8 Ways to Spark Reading in Children

elementary age boy and girl reading a book together

by Christine Tomokiyo

1. Start Early

It is never too early to begin reading to your children and introducing them to a variety of books. You can demonstrate concepts using vivid pictures and by reading aloud to your child on a daily or consistent basis. Try reading with plenty of expression and enthusiasm: discuss the pictures, storyline, characters, plot, problem, solution, theme, thoughts about the book and their predictions. Before they can even read on their own, take your children to the library and allow them to explore books (somewhat) independently.

young boy sharing two books
Book Report: Kaimuki Elementary teachers encourage students to use their imagination to make reading a fun and creative learning experience.

2. Know your Child’s Interests

Use what you already know about your child to guide them to new books. Conduct an informal reading survey; ask what their interests are, such as fiction, nonfiction, fantasy, mystery, historical, science fiction, animals, plants, outer space, food, friendship, dance, sports, humor, comics, etc. Use what your child watches on television to guide you in choosing books with their favorite characters, themes, and genres. Befriend the children’s librarian; they can help introduce new and popular books to both you and your child.

3. Guide Your Child

Do your own research of age-appropriate books to suggest when they share their interests with you. This way, they are more encouraged to share, learn, and communicate. Teach strategies to empower your child to find “good-fit” books.

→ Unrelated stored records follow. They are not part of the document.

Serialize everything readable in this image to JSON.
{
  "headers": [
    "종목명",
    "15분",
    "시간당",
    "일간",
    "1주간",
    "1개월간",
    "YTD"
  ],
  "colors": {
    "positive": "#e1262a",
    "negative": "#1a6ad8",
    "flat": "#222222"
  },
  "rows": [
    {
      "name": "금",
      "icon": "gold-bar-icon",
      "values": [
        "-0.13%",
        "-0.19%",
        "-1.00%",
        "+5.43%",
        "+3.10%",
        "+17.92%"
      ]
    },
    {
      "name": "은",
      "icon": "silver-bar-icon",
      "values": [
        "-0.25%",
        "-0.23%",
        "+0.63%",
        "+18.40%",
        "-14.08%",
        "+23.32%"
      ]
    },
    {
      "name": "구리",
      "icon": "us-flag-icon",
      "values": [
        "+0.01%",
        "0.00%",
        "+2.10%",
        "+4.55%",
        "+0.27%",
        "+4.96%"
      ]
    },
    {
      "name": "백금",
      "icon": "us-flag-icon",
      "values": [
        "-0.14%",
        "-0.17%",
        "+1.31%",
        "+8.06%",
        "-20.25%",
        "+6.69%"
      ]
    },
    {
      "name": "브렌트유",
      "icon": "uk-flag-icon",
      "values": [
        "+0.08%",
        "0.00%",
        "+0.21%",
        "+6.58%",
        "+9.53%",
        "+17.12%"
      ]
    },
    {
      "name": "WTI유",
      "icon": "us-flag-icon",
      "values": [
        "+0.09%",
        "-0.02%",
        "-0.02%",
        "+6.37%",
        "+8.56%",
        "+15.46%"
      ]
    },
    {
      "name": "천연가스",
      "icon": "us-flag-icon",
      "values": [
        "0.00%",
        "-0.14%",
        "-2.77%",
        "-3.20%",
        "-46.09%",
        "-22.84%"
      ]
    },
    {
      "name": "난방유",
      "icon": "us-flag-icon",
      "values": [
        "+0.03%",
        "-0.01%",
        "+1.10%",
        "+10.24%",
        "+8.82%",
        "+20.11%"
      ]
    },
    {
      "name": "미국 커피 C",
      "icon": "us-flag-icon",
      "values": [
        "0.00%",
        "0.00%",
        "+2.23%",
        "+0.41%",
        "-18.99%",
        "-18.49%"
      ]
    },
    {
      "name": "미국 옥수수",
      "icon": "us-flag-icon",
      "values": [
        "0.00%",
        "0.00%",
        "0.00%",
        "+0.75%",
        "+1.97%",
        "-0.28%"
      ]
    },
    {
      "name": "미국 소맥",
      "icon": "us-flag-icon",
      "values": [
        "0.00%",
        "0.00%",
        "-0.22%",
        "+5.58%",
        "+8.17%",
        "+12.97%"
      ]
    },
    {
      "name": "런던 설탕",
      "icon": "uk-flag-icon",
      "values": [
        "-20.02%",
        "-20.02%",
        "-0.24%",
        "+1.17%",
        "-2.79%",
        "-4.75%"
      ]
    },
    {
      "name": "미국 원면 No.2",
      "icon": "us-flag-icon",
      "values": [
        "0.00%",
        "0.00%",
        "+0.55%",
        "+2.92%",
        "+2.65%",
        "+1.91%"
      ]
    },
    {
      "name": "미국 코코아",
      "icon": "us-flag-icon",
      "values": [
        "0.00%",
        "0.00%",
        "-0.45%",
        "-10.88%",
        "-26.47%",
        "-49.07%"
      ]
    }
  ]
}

A popular method among librarians and teachers is I-PICK: I choose a book for a specific Purpose, I Comprehend what I’m reading and Know most of the words. Another example is 3 Ways to Read a Book – read the pictures, read the words, and then retell the story. Model these strategies during read-aloud sessions.

4. Lead by Example

Share your favorite childhood books with your child! Your child needs to see you read regularly and not just feel that it is something they should be doing. Incorporate family reading time nightly or even just once or twice a week. Try arranging a D.E.A.R. time so your family can Drop Everything and Read.

5. Make Reading Fun

Set up Family Book Club Nights on a weekly, bi-weekly, or monthly basis. Share about the books that each family member is reading, favorite parts, things being learned, predictions, thoughts, questions, and confusing parts. This may be done with snacks too – make it fun! You can make stories and books part of your daily and nightly conversations, including dinner time, bedtime routine, talk story, car rides, waiting in line, etc. Set monthly reading goals as a family; chart the goal, post it up, and refer to it weekly. Include an incentive once family members reach the reading goal.

Let your child role-play to act out their favorite books. It’s fun to even alter story endings with their own creative ideas. Or make up stories together! They may be creative, silly, humorous, mysterious, or even a bit scary! Make connections to other books read. Children enjoy making connections to things they already know or have experienced.

Play visual, kinesthetic tangible or tech-based word games that will help them in their reading skills. Make bookmarks together or incorporate drawing comics to retell their favorite stories.

two girls reading a book to their classmates
Read Aloud: Kaimuki Elementary School students regularly practice reading aloud as a group at Kaimuki’s Public Library.

6. Build an Accessible Home Library Together

Go to the library, bookstore, and/or used book sale on a regular basis and share your memories of doing the same as a child – with enthusiasm! Organize your home bookshelf with your family’s favorite books, an independent reader shelf, and books you would like your child to try. It is important to refresh the bookshelves often to keep it interesting. If there are many books, organizing bins of books by genre, topics, series, authors may help your child visually see all the wonderful books he/she has, and the great reading that can take them to new worlds!

Invest in material that your child is interested in, even if it is not what you may typically consider a “book”, such as picture books, graphic novels/comics, and audiobooks/e-books. Reading is reading, and any way that you can encourage your child to feel free to explore and try new books will allow them to feel empowered to read more and learn more!

an organized collection of books for elementary students
Organizing Books: Children are more likely to return to the bookshelves for more reading if the books are organized by genre and rotated regularly.

7. Reading as a Positive, Not a Punishment

A positive reading environment is key! Reading does not need to be a formal sit in a chair and table task. Set up a cozy reading nook or fort area (a place to cuddle up with a favorite book). Reading should be encouraged as a form of entertainment, not just for studying or assignments. Gift your child books, not just toys – this shows them that books are special and valuable!

Finally, try not to rush your child. Encourage them to read at their best pace, be open to letting them share their stories and books with you, and encourage them to not abandon books.